# Ceneo Scraper

| Component | Selector | Variable | 
| --------- | -------- | -------- | 
| opinion ID | | 
| opinion’s author | | 
| author’s recommendation | | 
| score expressed in number of stars | | 
| opinion’s content | | 
| list of product advantages | | 
| list of product disadvantages | | 
| how many users think that opinion was helpful | | 
| how many users think that opinion was unhelpful | | 
| publishing date | | 
| purchase date | | 

In [2]:
import requests
import os
import json
from bs4 import BeautifulSoup
from deep_translator import GoogleTranslator

import subprocess

In [3]:
# Mac notifications

CMD = '''
on run argv
  display notification (item 2 of argv) with title (item 1 of argv)
end run
'''

def notify(title, text):
  subprocess.call(['osascript', '-e', CMD, title, text])

In [4]:
product_id = input("Product ID: ")

In [5]:
selectors = {
    "opinion_id": [None,"data-entry-id"],
    "author": ["span.user-post__author-name"],
    "recommendation": ["span.user-post__author-recomendation > em"],
    "score": ["span.user-post__score-count"],
    "content": ["div.user-post__text"],
    "pros": ["div.review-feature__title--positives ~ div.review-feature__item", None, True],
    "cons": ["div.review-feature__title--negatives ~ div.review-feature__item", None, True],
    "helpful": ["button.vote-yes > span"],
    "unhelpful": ["button.vote-no > span"],
    "publish_date": ["span.user-post__published > time:nth-child(1)","datetime"],
    "purchase_date": ["span.user-post__published > time:nth-child(2)","datetime"],
}

In [6]:
def translate(text, from_lang="auto", to_lang="en"):
    if text:
        if isinstance(text, list):
            return {
                from_lang: text,
                to_lang: [GoogleTranslator(source = from_lang, target = to_lang).translate(t) for t in text]
            }
        else:
            return {
                from_lang: text,
                to_lang: GoogleTranslator(source = from_lang, target = to_lang).translate(text)
            }
    else:
        return None

In [7]:
# mapping functions

def mapRecommendation(value):
    if value == "Polecam":
        return True
    elif value == "Nie polecam":
        return False
    else:
        return None

def mapScore(value):
    value = value.replace(",", ".")
    splitValue = value.split("/")
    points = float(splitValue[0])
    maxPoints = float(splitValue[1])

    return points / maxPoints

mappingFunctions = {
    "recommendation": [mapRecommendation, False],
    "score": [mapScore, False],
    "helpful": [int, False],
    "unhelpful": [int, False],
    # "content": [translate, False],
    # "pros": [translate, True],
    # "cons": [translate, True],
}

In [8]:
def extract(ancestor, selector=None, attribute=None, return_list=False):
    if return_list:
        if attribute:
            result = [tag[attribute] for tag in ancestor.select(selector)]
        else:
            result = [tag.get_text().strip() for tag in ancestor.select(selector)]
        
        if len(result) > 0:
            return result
        else:
            return None
    if selector:
        if attribute:
            try:
                return ancestor.select_one(selector)[attribute]
            except TypeError:
                return None
        try:   
            return ancestor.select_one(selector).get_text().strip()
        except AttributeError:
            return None
    if attribute:
        return ancestor[attribute]
    return ancestor.get_text().strip()

In [9]:
all_opinions = []
processed_opinions = 0
url = "https://www.ceneo.pl/" + product_id + "#tab-reviews"

while(url):
    responce = requests.get(url)

    page_dom = BeautifulSoup(responce.text, "html.parser")
    opinions = page_dom.select("div.js_product-review")

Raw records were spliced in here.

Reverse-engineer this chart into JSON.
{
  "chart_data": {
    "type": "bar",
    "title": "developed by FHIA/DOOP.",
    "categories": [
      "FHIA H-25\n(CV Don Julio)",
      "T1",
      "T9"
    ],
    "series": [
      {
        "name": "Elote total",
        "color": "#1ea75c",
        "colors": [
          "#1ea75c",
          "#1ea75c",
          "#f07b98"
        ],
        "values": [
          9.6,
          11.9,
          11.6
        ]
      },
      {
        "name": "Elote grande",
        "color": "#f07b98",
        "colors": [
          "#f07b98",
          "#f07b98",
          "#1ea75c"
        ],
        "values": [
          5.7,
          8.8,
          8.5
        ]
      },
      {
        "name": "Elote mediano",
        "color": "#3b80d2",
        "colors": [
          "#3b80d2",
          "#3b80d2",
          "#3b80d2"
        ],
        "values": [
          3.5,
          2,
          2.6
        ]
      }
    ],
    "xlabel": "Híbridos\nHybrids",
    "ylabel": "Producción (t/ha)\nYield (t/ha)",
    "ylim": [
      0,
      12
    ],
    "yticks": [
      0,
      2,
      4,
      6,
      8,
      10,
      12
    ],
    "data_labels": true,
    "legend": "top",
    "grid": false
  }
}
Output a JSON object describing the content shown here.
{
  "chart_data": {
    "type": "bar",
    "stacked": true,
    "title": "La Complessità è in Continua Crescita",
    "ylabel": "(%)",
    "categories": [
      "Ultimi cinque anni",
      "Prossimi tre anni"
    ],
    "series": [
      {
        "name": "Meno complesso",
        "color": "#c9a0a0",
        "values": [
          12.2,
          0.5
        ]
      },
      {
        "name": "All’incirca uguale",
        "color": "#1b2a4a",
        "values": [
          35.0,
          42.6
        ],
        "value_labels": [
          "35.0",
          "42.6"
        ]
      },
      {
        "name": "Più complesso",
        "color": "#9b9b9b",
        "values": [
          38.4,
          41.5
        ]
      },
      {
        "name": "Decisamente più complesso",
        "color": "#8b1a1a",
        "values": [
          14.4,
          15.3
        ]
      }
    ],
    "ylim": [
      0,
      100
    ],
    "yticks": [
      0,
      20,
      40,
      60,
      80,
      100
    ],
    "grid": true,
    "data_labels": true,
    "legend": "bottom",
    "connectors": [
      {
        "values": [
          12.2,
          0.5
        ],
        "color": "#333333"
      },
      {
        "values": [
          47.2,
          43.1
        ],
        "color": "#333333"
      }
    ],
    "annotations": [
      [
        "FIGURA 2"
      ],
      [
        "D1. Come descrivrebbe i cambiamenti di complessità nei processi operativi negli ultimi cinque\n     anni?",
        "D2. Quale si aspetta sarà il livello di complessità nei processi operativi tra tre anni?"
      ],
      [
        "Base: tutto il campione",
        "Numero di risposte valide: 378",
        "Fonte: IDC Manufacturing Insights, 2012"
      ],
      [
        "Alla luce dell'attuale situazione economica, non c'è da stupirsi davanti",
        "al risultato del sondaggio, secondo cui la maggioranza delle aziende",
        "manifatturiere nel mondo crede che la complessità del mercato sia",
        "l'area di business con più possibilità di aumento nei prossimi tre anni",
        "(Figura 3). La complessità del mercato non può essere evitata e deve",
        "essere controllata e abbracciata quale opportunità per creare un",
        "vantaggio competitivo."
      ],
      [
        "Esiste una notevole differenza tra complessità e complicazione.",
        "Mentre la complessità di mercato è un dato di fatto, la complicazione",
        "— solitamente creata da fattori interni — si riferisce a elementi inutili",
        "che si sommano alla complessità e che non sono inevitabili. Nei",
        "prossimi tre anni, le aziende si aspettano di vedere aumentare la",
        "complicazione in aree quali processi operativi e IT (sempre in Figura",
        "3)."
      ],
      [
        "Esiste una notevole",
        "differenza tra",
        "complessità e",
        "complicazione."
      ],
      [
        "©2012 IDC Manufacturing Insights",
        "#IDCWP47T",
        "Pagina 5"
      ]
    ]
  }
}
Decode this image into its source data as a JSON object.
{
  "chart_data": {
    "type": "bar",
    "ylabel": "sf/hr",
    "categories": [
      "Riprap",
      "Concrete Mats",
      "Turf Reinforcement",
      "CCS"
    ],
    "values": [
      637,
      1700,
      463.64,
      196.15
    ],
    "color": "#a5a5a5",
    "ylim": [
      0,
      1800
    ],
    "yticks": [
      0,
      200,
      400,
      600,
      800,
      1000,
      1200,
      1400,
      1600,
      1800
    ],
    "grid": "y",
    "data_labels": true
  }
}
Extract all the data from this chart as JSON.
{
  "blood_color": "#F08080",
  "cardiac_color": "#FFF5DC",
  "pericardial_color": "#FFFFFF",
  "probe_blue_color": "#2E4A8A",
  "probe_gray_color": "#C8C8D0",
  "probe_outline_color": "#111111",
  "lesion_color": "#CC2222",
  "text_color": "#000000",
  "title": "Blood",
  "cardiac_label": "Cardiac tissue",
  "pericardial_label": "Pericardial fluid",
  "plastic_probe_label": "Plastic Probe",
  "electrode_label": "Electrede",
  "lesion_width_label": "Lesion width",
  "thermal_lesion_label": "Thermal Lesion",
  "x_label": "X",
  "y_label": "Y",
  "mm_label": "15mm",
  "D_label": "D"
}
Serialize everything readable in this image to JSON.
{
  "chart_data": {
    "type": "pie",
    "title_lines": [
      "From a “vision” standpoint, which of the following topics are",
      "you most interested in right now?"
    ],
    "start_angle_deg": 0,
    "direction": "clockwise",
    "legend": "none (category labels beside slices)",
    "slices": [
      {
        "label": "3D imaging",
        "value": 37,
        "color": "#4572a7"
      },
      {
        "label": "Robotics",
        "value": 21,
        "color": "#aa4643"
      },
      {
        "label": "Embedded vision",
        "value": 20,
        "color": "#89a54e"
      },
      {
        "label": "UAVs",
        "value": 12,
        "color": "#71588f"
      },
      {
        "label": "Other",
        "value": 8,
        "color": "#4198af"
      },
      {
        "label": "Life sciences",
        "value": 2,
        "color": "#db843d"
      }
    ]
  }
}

    for opinion in opinions:
        single_opinion = {
            key: extract(opinion, *value)
                for key, value in selectors.items()
        }

        for key, value in mappingFunctions.items():
            if single_opinion.get(key) != None:
                if value[1] == True:
                    single_opinion[key] = list(map(value[0], single_opinion[key]))
                else:
                    single_opinion[key] = value[0](single_opinion[key])

        all_opinions.append(single_opinion)
        processed_opinions += 1
    try:
        url = "https://www.ceneo.pl/" + extract(page_dom, "a.pagination__next", "href")
    except TypeError:
        url = None


# Saving to file

In [10]:
if not os.path.exists("opinions"):
    os.mkdir("opinions")

jf = open(f"opinions/{product_id}.json", "w", encoding="utf-8")

json.dump({
    "meta": {
        "name": extract(page_dom, ".product-top__product-info__name"),
        "product_id": product_id,
        "opinion_count": processed_opinions,
        "image": "https:" + extract(page_dom, ".js_gallery-media", "src"),
    },
    "content": all_opinions,
}, jf, indent=4, ensure_ascii=False)

jf.close()

notify("Finished Scraping", f"Finished scraping product with ID {product_id}!\nProducts processed: {processed_opinions}")